En un comunicado previo al avance de la causa, la AFA había destacado su compromiso con la transparencia en la gestión, resaltando los logros alcanzados durante los nueve años de administración de Tapia. El comunicado oficial describía un proceso de normalización institucional , fortalecimiento de vínculos con los diferentes actores del sistema futbolístico y promoción de una estructura más sólida y moderna.
La AFA argumentó que, bajo el liderazgo de Tapia, se impulsó una profunda modernización de la entidad, incorporando herramientas tecnológicas, optimizando procesos administrativos y fortaleciendo la gobernanza interna. Además, se destacó la consolidación de un esquema sustentable , con crecimiento en los ingresos comerciales, acuerdos estratégicos y una administración responsable de los recursos.
Sin embargo, estas declaraciones contrastan fuertemente con la situación actual de Tapia y Toviggino ante la Justicia, generando interrogantes sobre la veracidad de las afirmaciones de transparencia y buena gestión. La investigación judicial podría revelar si las mejoras implementadas en la AFA fueron suficientes para evitar irregularidades en el manejo de los fondos públicos.
El procesamiento de Tapia y Toviggino representa un golpe significativo para la imagen del fútbol argentino, especialmente en un momento en que la AFA busca proyectar una imagen de modernidad y profesionalismo. La causa judicial podría tener repercusiones importantes en el ámbito deportivo y político, generando debates sobre la necesidad de una mayor supervisión y control en la gestión de los recursos de las entidades deportivas.
La magnitud de los montos involucrados en la acusación, que superan los $19 mil millones, subraya la gravedad de las presuntas irregularidades. La investigación judicial deberá determinar si Tapia y Toviggino actuaron con dolo o negligencia en la retención y depósito de los impuestos y aportes previsionales, y si existen otros responsables involucrados en el presunto desmanejo de fondos.

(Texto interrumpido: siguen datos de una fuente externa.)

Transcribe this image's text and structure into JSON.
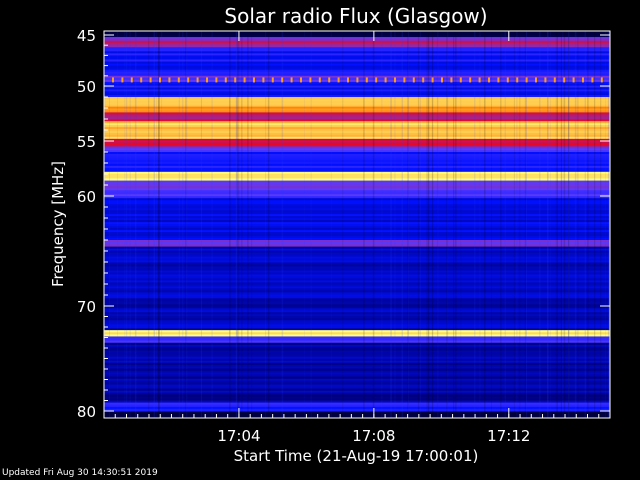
{
  "chart_data": {
    "type": "heatmap",
    "title": "Solar radio Flux (Glasgow)",
    "xlabel": "Start Time (21-Aug-19 17:00:01)",
    "ylabel": "Frequency [MHz]",
    "ylim": [
      45,
      80
    ],
    "xlim_minutes": [
      0,
      15
    ],
    "x_ticks": [
      {
        "minute": 4,
        "label": "17:04"
      },
      {
        "minute": 8,
        "label": "17:08"
      },
      {
        "minute": 12,
        "label": "17:12"
      }
    ],
    "y_ticks": [
      {
        "value": 45,
        "label": "45"
      },
      {
        "value": 50,
        "label": "50"
      },
      {
        "value": 55,
        "label": "55"
      },
      {
        "value": 60,
        "label": "60"
      },
      {
        "value": 70,
        "label": "70"
      },
      {
        "value": 80,
        "label": "80"
      }
    ],
    "bands": [
      {
        "from": 45,
        "to": 45.2,
        "level": 0.1
      },
      {
        "from": 45.2,
        "to": 46.2,
        "level": 0.55
      },
      {
        "from": 46.2,
        "to": 49.0,
        "level": 0.35
      },
      {
        "from": 49.0,
        "to": 49.6,
        "level": 0.5
      },
      {
        "from": 49.6,
        "to": 51.0,
        "level": 0.35
      },
      {
        "from": 51.0,
        "to": 52.4,
        "level": 0.9
      },
      {
        "from": 52.4,
        "to": 53.2,
        "level": 0.6
      },
      {
        "from": 53.2,
        "to": 54.8,
        "level": 0.93
      },
      {
        "from": 54.8,
        "to": 55.5,
        "level": 0.62
      },
      {
        "from": 55.5,
        "to": 56.0,
        "level": 0.5
      },
      {
        "from": 56.0,
        "to": 57.8,
        "level": 0.38
      },
      {
        "from": 57.8,
        "to": 58.6,
        "level": 0.95
      },
      {
        "from": 58.6,
        "to": 59.3,
        "level": 0.52
      },
      {
        "from": 59.3,
        "to": 60.2,
        "level": 0.48
      },
      {
        "from": 60.2,
        "to": 64.0,
        "level": 0.3
      },
      {
        "from": 64.0,
        "to": 64.6,
        "level": 0.55
      },
      {
        "from": 64.6,
        "to": 72.3,
        "level": 0.25
      },
      {
        "from": 72.3,
        "to": 72.9,
        "level": 1.0
      },
      {
        "from": 72.9,
        "to": 73.5,
        "level": 0.45
      },
      {
        "from": 73.5,
        "to": 79.2,
        "level": 0.22
      },
      {
        "from": 79.2,
        "to": 80.0,
        "level": 0.4
      }
    ],
    "colorscale": [
      "#000000",
      "#00007a",
      "#0010ff",
      "#5a3cff",
      "#ff0000",
      "#ff7a00",
      "#ffff80"
    ]
  },
  "footer": "Updated Fri Aug 30 14:30:51 2019"
}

El embargo de $350 millones sobre los bienes de cada uno de los acusados busca asegurar el pago de la deuda en caso de que sean declarados culpables. La prohibición de salida del país para Tapia tiene como objetivo evitar que se fugue o entorpezca la investigación judicial.

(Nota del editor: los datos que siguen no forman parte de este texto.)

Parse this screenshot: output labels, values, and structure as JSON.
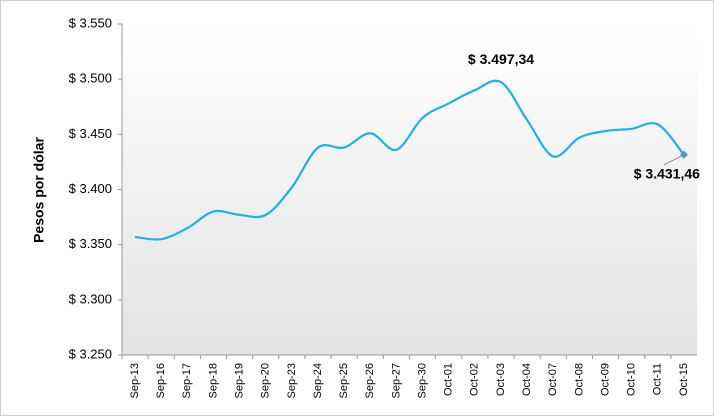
{
  "chart_data": {
    "type": "line",
    "y_label": "Pesos por dólar",
    "categories": [
      "Sep-13",
      "Sep-16",
      "Sep-17",
      "Sep-18",
      "Sep-19",
      "Sep-20",
      "Sep-23",
      "Sep-24",
      "Sep-25",
      "Sep-26",
      "Sep-27",
      "Sep-30",
      "Oct-01",
      "Oct-02",
      "Oct-03",
      "Oct-04",
      "Oct-07",
      "Oct-08",
      "Oct-09",
      "Oct-10",
      "Oct-11",
      "Oct-15"
    ],
    "series": [
      {
        "name": "Pesos por dólar",
        "color": "#1cb1ea",
        "values": [
          3357,
          3355,
          3365,
          3380,
          3377,
          3377,
          3402,
          3438,
          3438,
          3451,
          3436,
          3465,
          3478,
          3490,
          3497.34,
          3463,
          3430,
          3447,
          3453,
          3455,
          3459,
          3431.46
        ],
        "value_labels": [
          null,
          null,
          null,
          null,
          null,
          null,
          null,
          null,
          null,
          null,
          null,
          null,
          null,
          null,
          "$ 3.497,34",
          null,
          null,
          null,
          null,
          null,
          null,
          "$ 3.431,46"
        ]
      }
    ],
    "ylim": [
      3250,
      3550
    ],
    "yticks": [
      {
        "value": 3250,
        "label": "$ 3.250"
      },
      {
        "value": 3300,
        "label": "$ 3.300"
      },
      {
        "value": 3350,
        "label": "$ 3.350"
      },
      {
        "value": 3400,
        "label": "$ 3.400"
      },
      {
        "value": 3450,
        "label": "$ 3.450"
      },
      {
        "value": 3500,
        "label": "$ 3.500"
      },
      {
        "value": 3550,
        "label": "$ 3.550"
      }
    ],
    "grid": false
  }
}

La causa judicial contra Tapia y Toviggino se suma a otras investigaciones que involucran a la AFA, lo que pone en evidencia la necesidad de una revisión exhaustiva de los mecanismos de control y transparencia en la gestión de los recursos del fútbol argentino. La resolución final del caso dependerá de las pruebas presentadas por la fiscalía y la defensa, y del criterio del juez Amarante.